Stretton has his eyes on oil leases, in the Gulf of Mexico, for example. In March, before COVID-19 restrictions clamped down nationwide, an auction of offshore drilling rights in the Gulf brought about $93 million worth in winning bids, down from the previous auction, which took place in August and attracted more than $159 million in high bids. And it’s still less than the more than $240 million in auction bids Interior received in March 2019.
While oil and gas trade on global markets, and current low prices will almost certainly rebound, this trend of Interior accepting lower bids leaves Stretton questioning why the government is selling at rock-bottom prices.
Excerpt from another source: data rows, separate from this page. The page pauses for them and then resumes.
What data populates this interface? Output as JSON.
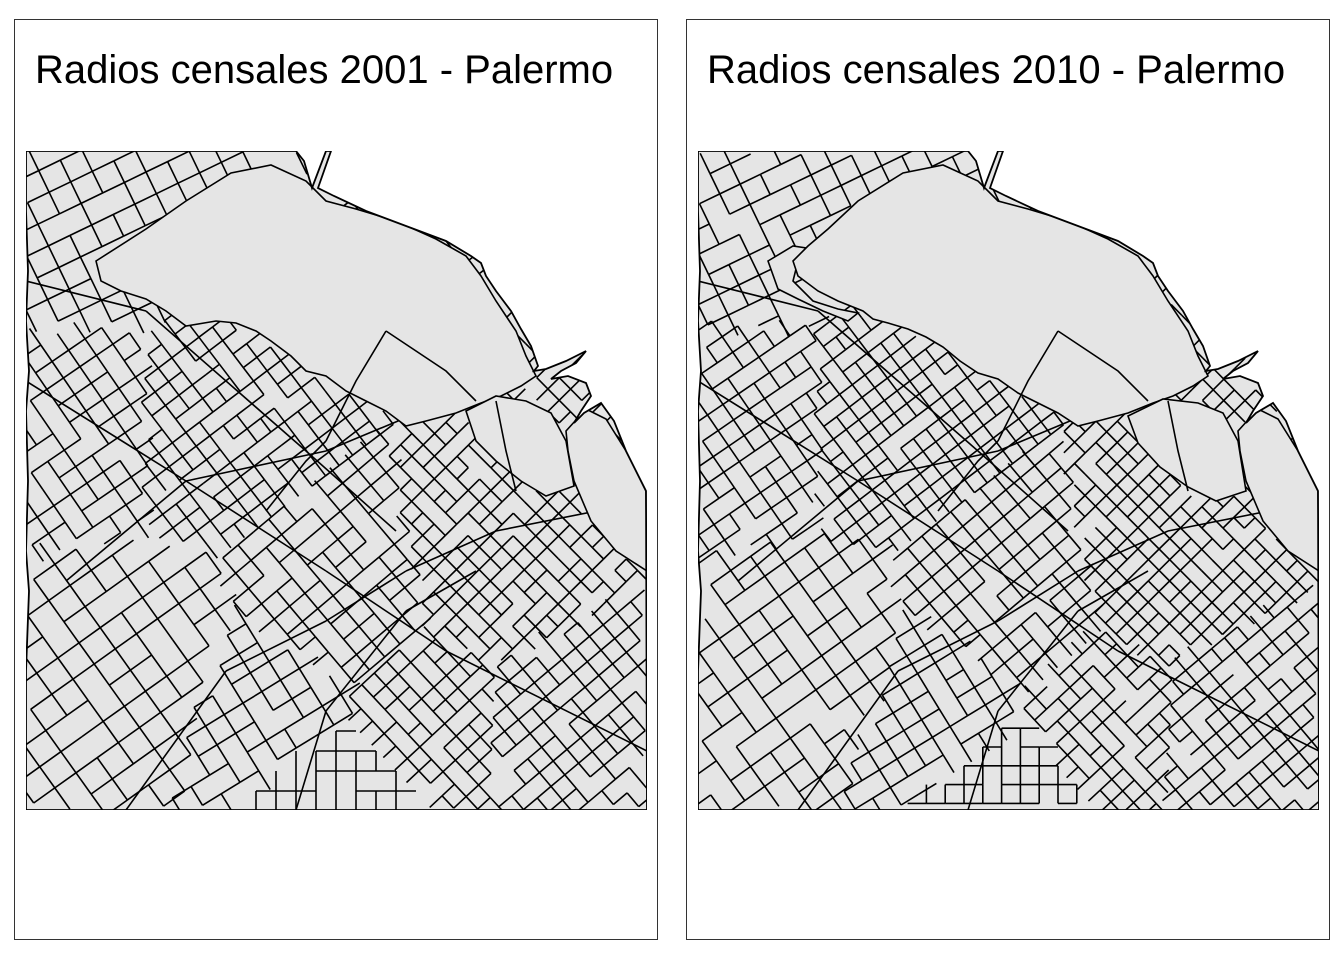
{
  "panels": [
    {
      "title": "Radios censales 2001 - Palermo",
      "year": "2001"
    },
    {
      "title": "Radios censales 2010 - Palermo",
      "year": "2010"
    }
  ],
  "colors": {
    "fill": "#e5e5e5",
    "stroke": "#000000",
    "border": "#333333",
    "background": "#ffffff"
  }
}
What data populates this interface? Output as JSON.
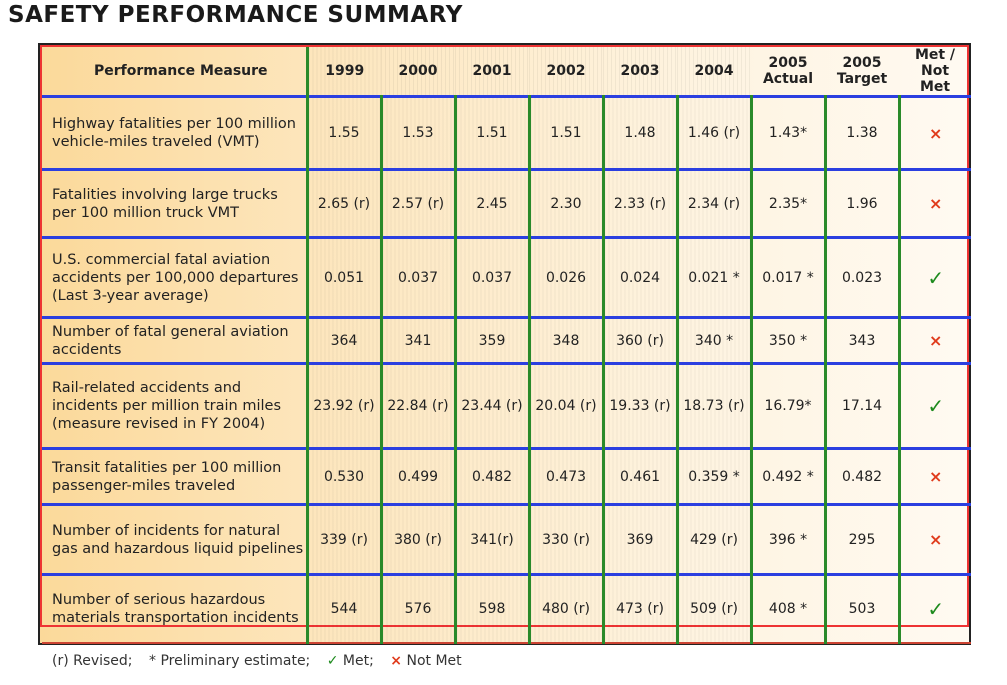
{
  "title": "SAFETY PERFORMANCE SUMMARY",
  "columns": [
    "Performance Measure",
    "1999",
    "2000",
    "2001",
    "2002",
    "2003",
    "2004",
    "2005 Actual",
    "2005 Target",
    "Met / Not Met"
  ],
  "rows": [
    {
      "measure": "Highway fatalities per 100 million vehicle-miles traveled (VMT)",
      "values": [
        "1.55",
        "1.53",
        "1.51",
        "1.51",
        "1.48",
        "1.46 (r)",
        "1.43*",
        "1.38"
      ],
      "status": "not_met"
    },
    {
      "measure": "Fatalities involving large trucks per 100 million truck VMT",
      "values": [
        "2.65 (r)",
        "2.57 (r)",
        "2.45",
        "2.30",
        "2.33 (r)",
        "2.34 (r)",
        "2.35*",
        "1.96"
      ],
      "status": "not_met"
    },
    {
      "measure": "U.S. commercial fatal aviation accidents per 100,000 departures (Last 3-year average)",
      "values": [
        "0.051",
        "0.037",
        "0.037",
        "0.026",
        "0.024",
        "0.021 *",
        "0.017 *",
        "0.023"
      ],
      "status": "met"
    },
    {
      "measure": "Number of fatal general aviation accidents",
      "values": [
        "364",
        "341",
        "359",
        "348",
        "360 (r)",
        "340 *",
        "350 *",
        "343"
      ],
      "status": "not_met"
    },
    {
      "measure": "Rail-related accidents and incidents per million train miles (measure revised in FY 2004)",
      "values": [
        "23.92 (r)",
        "22.84 (r)",
        "23.44 (r)",
        "20.04 (r)",
        "19.33 (r)",
        "18.73 (r)",
        "16.79*",
        "17.14"
      ],
      "status": "met"
    },
    {
      "measure": "Transit fatalities per 100 million passenger-miles traveled",
      "values": [
        "0.530",
        "0.499",
        "0.482",
        "0.473",
        "0.461",
        "0.359 *",
        "0.492 *",
        "0.482"
      ],
      "status": "not_met"
    },
    {
      "measure": "Number of incidents for natural gas and hazardous liquid pipelines",
      "values": [
        "339 (r)",
        "380 (r)",
        "341(r)",
        "330 (r)",
        "369",
        "429 (r)",
        "396 *",
        "295"
      ],
      "status": "not_met"
    },
    {
      "measure": "Number of serious hazardous materials transportation incidents",
      "values": [
        "544",
        "576",
        "598",
        "480 (r)",
        "473 (r)",
        "509 (r)",
        "408 *",
        "503"
      ],
      "status": "met"
    }
  ],
  "marks": {
    "met": "✓",
    "not_met": "×"
  },
  "legend": {
    "revised": "(r)  Revised;",
    "prelim_symbol": "*",
    "prelim": "Preliminary estimate;",
    "met": "Met;",
    "not_met": "Not Met"
  },
  "colors": {
    "met": "#1d8a1d",
    "not_met": "#e03b1c",
    "header_bg": "#fbd99a"
  }
}
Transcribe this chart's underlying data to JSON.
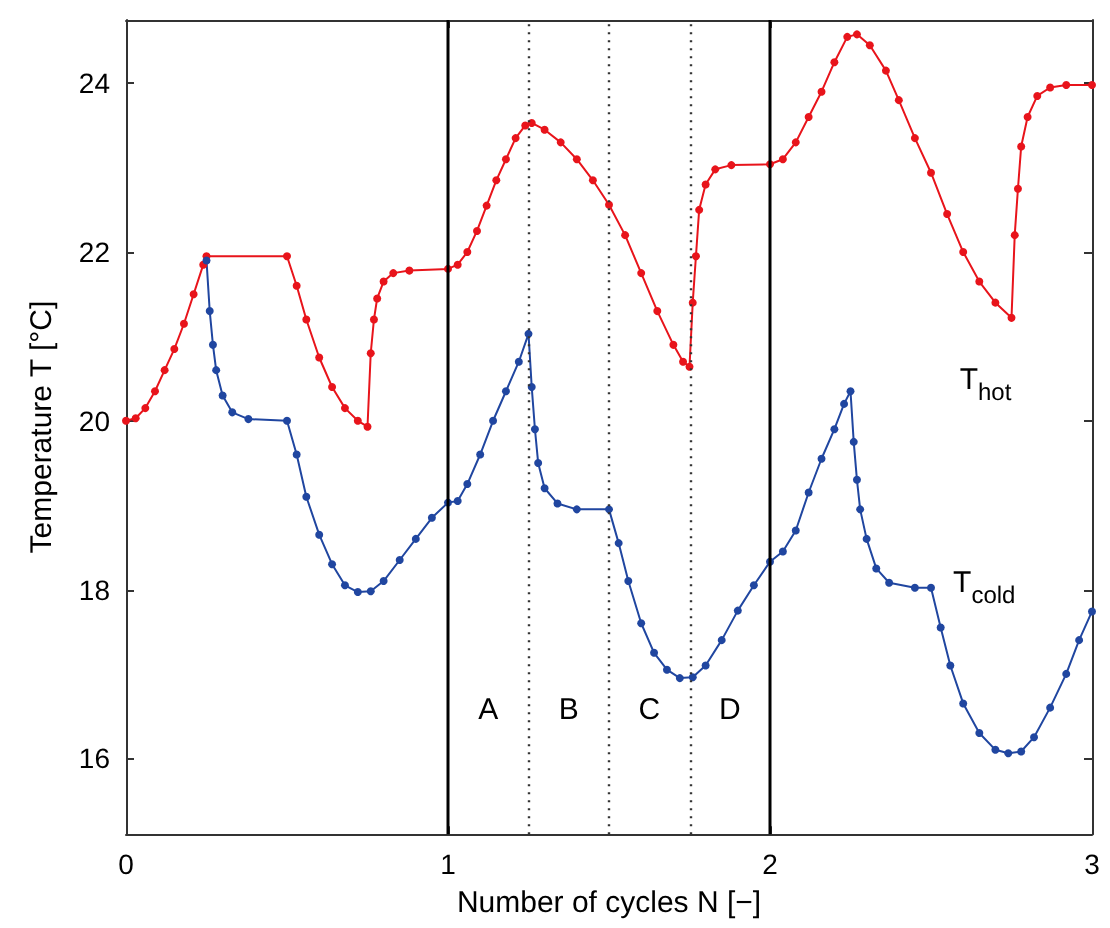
{
  "chart_data": {
    "type": "line",
    "xlabel": "Number of cycles N [−]",
    "ylabel": "Temperature T [°C]",
    "xlim": [
      0,
      3
    ],
    "xticks": [
      0,
      1,
      2,
      3
    ],
    "ylim": [
      15.1,
      24.75
    ],
    "yticks": [
      16,
      18,
      20,
      22,
      24
    ],
    "grid": false,
    "legend": false,
    "marker": "circle",
    "line_style": "solid",
    "series": [
      {
        "name": "T$_{hot}$",
        "color": "#e8141b",
        "x": [
          0,
          0.03,
          0.06,
          0.09,
          0.12,
          0.15,
          0.18,
          0.21,
          0.24,
          0.25,
          0.5,
          0.53,
          0.56,
          0.6,
          0.64,
          0.68,
          0.72,
          0.75,
          0.76,
          0.77,
          0.78,
          0.8,
          0.83,
          0.88,
          1.0,
          1.03,
          1.06,
          1.09,
          1.12,
          1.15,
          1.18,
          1.21,
          1.24,
          1.26,
          1.3,
          1.35,
          1.4,
          1.45,
          1.5,
          1.55,
          1.6,
          1.65,
          1.7,
          1.73,
          1.75,
          1.76,
          1.77,
          1.78,
          1.8,
          1.83,
          1.88,
          2.0,
          2.04,
          2.08,
          2.12,
          2.16,
          2.2,
          2.24,
          2.27,
          2.31,
          2.36,
          2.4,
          2.45,
          2.5,
          2.55,
          2.6,
          2.65,
          2.7,
          2.75,
          2.76,
          2.77,
          2.78,
          2.8,
          2.83,
          2.87,
          2.92,
          3.0
        ],
        "values": [
          20.0,
          20.03,
          20.15,
          20.35,
          20.6,
          20.85,
          21.15,
          21.5,
          21.85,
          21.95,
          21.95,
          21.6,
          21.2,
          20.75,
          20.4,
          20.15,
          20.0,
          19.93,
          20.8,
          21.2,
          21.45,
          21.65,
          21.75,
          21.78,
          21.8,
          21.85,
          22.0,
          22.25,
          22.55,
          22.85,
          23.1,
          23.35,
          23.5,
          23.53,
          23.45,
          23.3,
          23.1,
          22.85,
          22.56,
          22.2,
          21.75,
          21.3,
          20.9,
          20.7,
          20.64,
          21.4,
          21.95,
          22.5,
          22.8,
          22.98,
          23.03,
          23.04,
          23.1,
          23.3,
          23.6,
          23.9,
          24.25,
          24.55,
          24.58,
          24.45,
          24.15,
          23.8,
          23.35,
          22.94,
          22.45,
          22.0,
          21.65,
          21.4,
          21.22,
          22.2,
          22.75,
          23.25,
          23.6,
          23.85,
          23.95,
          23.98,
          23.98
        ]
      },
      {
        "name": "T$_{cold}$",
        "color": "#2046a0",
        "x": [
          0.25,
          0.26,
          0.27,
          0.28,
          0.3,
          0.33,
          0.38,
          0.5,
          0.53,
          0.56,
          0.6,
          0.64,
          0.68,
          0.72,
          0.76,
          0.8,
          0.85,
          0.9,
          0.95,
          1.0,
          1.03,
          1.06,
          1.1,
          1.14,
          1.18,
          1.22,
          1.25,
          1.26,
          1.27,
          1.28,
          1.3,
          1.34,
          1.4,
          1.5,
          1.53,
          1.56,
          1.6,
          1.64,
          1.68,
          1.72,
          1.76,
          1.8,
          1.85,
          1.9,
          1.95,
          2.0,
          2.04,
          2.08,
          2.12,
          2.16,
          2.2,
          2.23,
          2.25,
          2.26,
          2.27,
          2.28,
          2.3,
          2.33,
          2.37,
          2.45,
          2.5,
          2.53,
          2.56,
          2.6,
          2.65,
          2.7,
          2.74,
          2.78,
          2.82,
          2.87,
          2.92,
          2.96,
          3.0
        ],
        "values": [
          21.9,
          21.3,
          20.9,
          20.6,
          20.3,
          20.1,
          20.02,
          20.0,
          19.6,
          19.1,
          18.65,
          18.3,
          18.05,
          17.97,
          17.98,
          18.1,
          18.35,
          18.6,
          18.85,
          19.03,
          19.05,
          19.25,
          19.6,
          20.0,
          20.35,
          20.7,
          21.03,
          20.4,
          19.9,
          19.5,
          19.2,
          19.02,
          18.95,
          18.95,
          18.55,
          18.1,
          17.6,
          17.25,
          17.05,
          16.95,
          16.96,
          17.1,
          17.4,
          17.75,
          18.05,
          18.33,
          18.45,
          18.7,
          19.15,
          19.55,
          19.9,
          20.2,
          20.35,
          19.75,
          19.3,
          18.95,
          18.6,
          18.25,
          18.08,
          18.02,
          18.02,
          17.55,
          17.1,
          16.65,
          16.3,
          16.1,
          16.06,
          16.08,
          16.25,
          16.6,
          17.0,
          17.4,
          17.74
        ]
      }
    ],
    "ref_lines": [
      {
        "axis": "x",
        "value": 1,
        "color": "#000000",
        "line_style": "solid"
      },
      {
        "axis": "x",
        "value": 2,
        "color": "#000000",
        "line_style": "solid"
      },
      {
        "axis": "x",
        "value": 1.25,
        "color": "#333333",
        "line_style": "dotted"
      },
      {
        "axis": "x",
        "value": 1.5,
        "color": "#333333",
        "line_style": "dotted"
      },
      {
        "axis": "x",
        "value": 1.75,
        "color": "#333333",
        "line_style": "dotted"
      }
    ],
    "annotations": [
      "A",
      "B",
      "C",
      "D"
    ]
  }
}
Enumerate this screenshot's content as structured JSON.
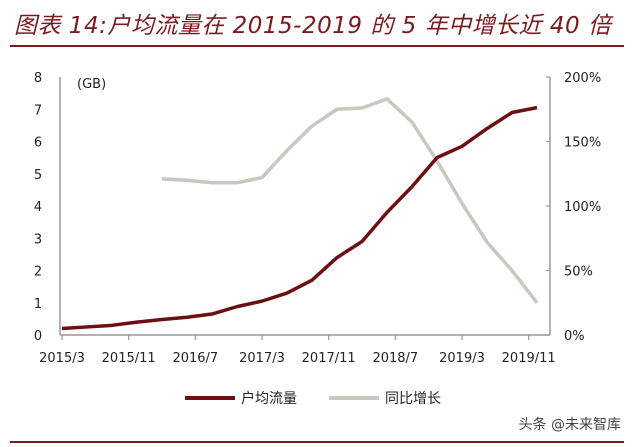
{
  "header": {
    "title": "图表 14:户均流量在 2015-2019 的 5 年中增长近 40 倍"
  },
  "legend": {
    "series1": "户均流量",
    "series2": "同比增长"
  },
  "watermark": "头条 @未来智库",
  "colors": {
    "title": "#7a1a1f",
    "series1": "#6b0f12",
    "series2": "#c8c8c0"
  },
  "chart_data": {
    "type": "line",
    "title": "户均流量在 2015-2019 的 5 年中增长近 40 倍",
    "ylabel_left": "(GB)",
    "ylim_left": [
      0,
      8
    ],
    "yticks_left": [
      "0",
      "1",
      "2",
      "3",
      "4",
      "5",
      "6",
      "7",
      "8"
    ],
    "ylim_right": [
      0,
      200
    ],
    "yticks_right": [
      "0%",
      "50%",
      "100%",
      "150%",
      "200%"
    ],
    "xticks": [
      "2015/3",
      "2015/11",
      "2016/7",
      "2017/3",
      "2017/11",
      "2018/7",
      "2019/3",
      "2019/11"
    ],
    "x": [
      "2015/3",
      "2015/6",
      "2015/9",
      "2015/12",
      "2016/3",
      "2016/6",
      "2016/9",
      "2016/12",
      "2017/3",
      "2017/6",
      "2017/9",
      "2017/12",
      "2018/3",
      "2018/6",
      "2018/9",
      "2018/12",
      "2019/3",
      "2019/6",
      "2019/9",
      "2019/12"
    ],
    "series": [
      {
        "name": "户均流量",
        "axis": "left",
        "values": [
          0.2,
          0.25,
          0.3,
          0.4,
          0.48,
          0.55,
          0.65,
          0.88,
          1.05,
          1.3,
          1.7,
          2.4,
          2.9,
          3.8,
          4.6,
          5.5,
          5.85,
          6.4,
          6.9,
          7.05
        ]
      },
      {
        "name": "同比增长",
        "axis": "right",
        "values": [
          null,
          null,
          null,
          null,
          121,
          120,
          118,
          118,
          122,
          143,
          162,
          175,
          176,
          183,
          165,
          135,
          102,
          72,
          50,
          25
        ]
      }
    ],
    "legend_position": "bottom",
    "grid": false
  }
}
“The oil market has normal volatility to it,” Stretton said by phone. “Everybody knows that this was not going to be the end of the oil industry forever. … We brought in 62 percent less money than we did a year ago and 40 percent less than just six months before. That to me screams outrageous.”
This has been the weakest oil lease sale in the Gulf since 2016, when oil prices also cratered.
Federal leases can last years or decades and can be subject to renewal, meaning companies can lock in rights for up decades in some cases before breaking ground.
Sens. Tom Udall, D-N.M., Jeff Merkley, D-Ore., and Ron Wyden, D-Ore., pressed Bernhardt in an April 3 letter to halt policies unrelated to COVID-19.
Spokespeople for the EPA and Interior both said the agencies are continuing to carry out their work, while being cognizant of the need to address special needs raised by the pandemic.
EPA spokesperson Corry Schiermeyer said the agency is not rushing through regulations but rather continuing to follow the schedule outlined in its regulatory agenda released in November.
“Much of the timing depends on when rules are proposed, comment periods end, rules are sent for interagency review, and when that review is finalized,” she said.
Still, Ann Weeks, senior counsel and legal director at the Clean Air Task Force, said the EPA appears to be rushing through its rule-making process.
“It does feel like they’re pushing everything out,” she said in an interview. A procedural document the agency filed for its Mercury and Air Toxics Standards, or MATS, rule appeared flung together with sections copied and pasted, she said.
“Maybe they’ve decided that they’re not going to get reelected so they had better hurry,” she said, “and they’ll lose everything they worked on to the Congressional Review Act.”